The former Labour MP for Livingstone who fiddled his parliamentary expenses and then tried to pin the blame on his office manager has been jailed for 16 months.
Jim Devine, the former MP for Livingston, submitted false invoices for cleaning and printing work totalling £8,385 between July 2008 and May 2009. He claimed he acted on advice given with a “nod and a wink” by a fellow MP in a House of Commons bar.
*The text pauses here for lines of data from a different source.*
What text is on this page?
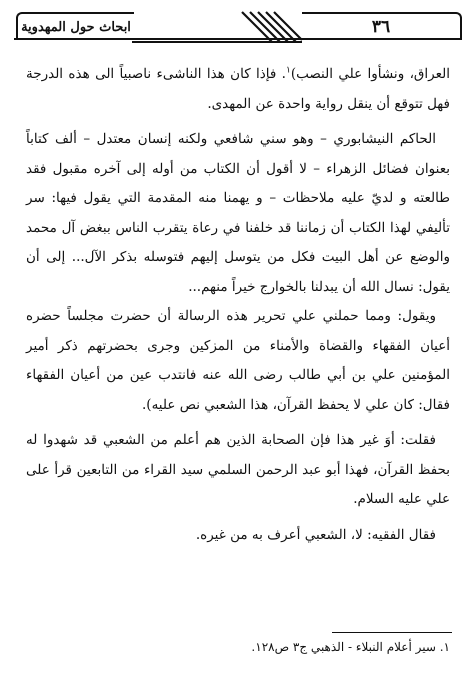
ابحاث حول المهدوية	٣٦

العراق، ونشأوا علي النصب)$^١$. فإذا كان هذا الناشىء ناصبياً الى هذه الدرجة فهل تتوقع أن ينقل رواية واحدة عن المهدى.

الحاكم النيشابوري – وهو سني شافعي ولكنه إنسان معتدل – ألف كتاباً بعنوان فضائل الزهراء – لا أقول أن الكتاب من أوله إلى آخره مقبول فقد طالعته و لديّ عليه ملاحظات – و يهمنا منه المقدمة التي يقول فيها: سر تأليفي لهذا الكتاب أن زماننا قد خلفنا في رعاة يتقرب الناس ببغض آل محمد والوضع عن أهل البيت فكل من يتوسل إليهم فتوسله بذكر الآل... إلى أن يقول: نسال الله أن يبدلنا بالخوارج خيراً منهم...

ويقول: ومما حملني علي تحرير هذه الرسالة أن حضرت مجلساً حضره أعيان الفقهاء والقضاة والأمناء من المزكين وجرى بحضرتهم ذكر أمير المؤمنين علي بن أبي طالب رضى الله عنه فانتدب عين من أعيان الفقهاء فقال: كان علي لا يحفظ القرآن، هذا الشعبي نص عليه).

فقلت: أوَ غير هذا فإن الصحابة الذين هم أعلم من الشعبي قد شهدوا له بحفظ القرآن، فهذا أبو عبد الرحمن السلمي سيد القراء من التابعين قرأ على علي عليه السلام.

فقال الفقيه: لا، الشعبي أعرف به من غيره.

١. سير أعلام النبلاء - الذهبي ج٣ ص١٢٨.
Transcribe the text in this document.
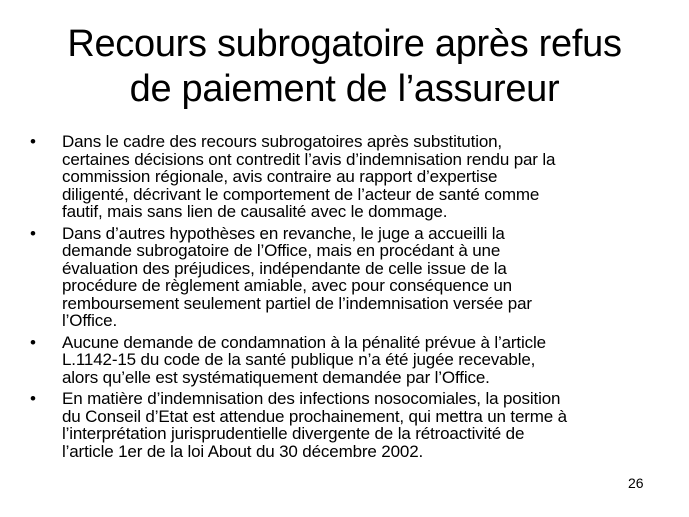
Recours subrogatoire après refus
de paiement de l’assureur
• Dans le cadre des recours subrogatoires après substitution,
certaines décisions ont contredit l’avis d’indemnisation rendu par la
commission régionale, avis contraire au rapport d’expertise
diligenté, décrivant le comportement de l’acteur de santé comme
fautif, mais sans lien de causalité avec le dommage.
• Dans d’autres hypothèses en revanche, le juge a accueilli la
demande subrogatoire de l’Office, mais en procédant à une
évaluation des préjudices, indépendante de celle issue de la
procédure de règlement amiable, avec pour conséquence un
remboursement seulement partiel de l’indemnisation versée par
l’Office.
• Aucune demande de condamnation à la pénalité prévue à l’article
L.1142-15 du code de la santé publique n’a été jugée recevable,
alors qu’elle est systématiquement demandée par l’Office.
• En matière d’indemnisation des infections nosocomiales, la position
du Conseil d’Etat est attendue prochainement, qui mettra un terme à
l’interprétation jurisprudentielle divergente de la rétroactivité de
l’article 1er de la loi About du 30 décembre 2002.
26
During the trial, the jury was shown a Channel 4 News interview which took place on the day he was charged.
Questioned by presenter Krishnan Guru-Murthy, Devine admitted submitting false invoices for stationery in order to pay his staff, though claimed he had done nothing wrong.
Today at the Old Bailey, Mr Justice Saunders told the court that Devine had “set about defrauding the public purse in a calculated and deliberate way.” He said that Devine’s claims that another MP told him that what he did was ‘accepted practice’ were false, adding “These offences constituted a gross breach of trust which, along with others, had had the effect of causing serious damage to the reputation of Parliament.” Since his conviction Devine has been declared bankrupt.
He is the third former MP to be jailed in the wake of the expenses scandal. Two other former Labour members, David Chaytor and Eric Illsley, have already been jailed after pleading guilty to false accounting. Former Tory peer Lord Taylor of Warwick awaits sentencing after being convicted in January.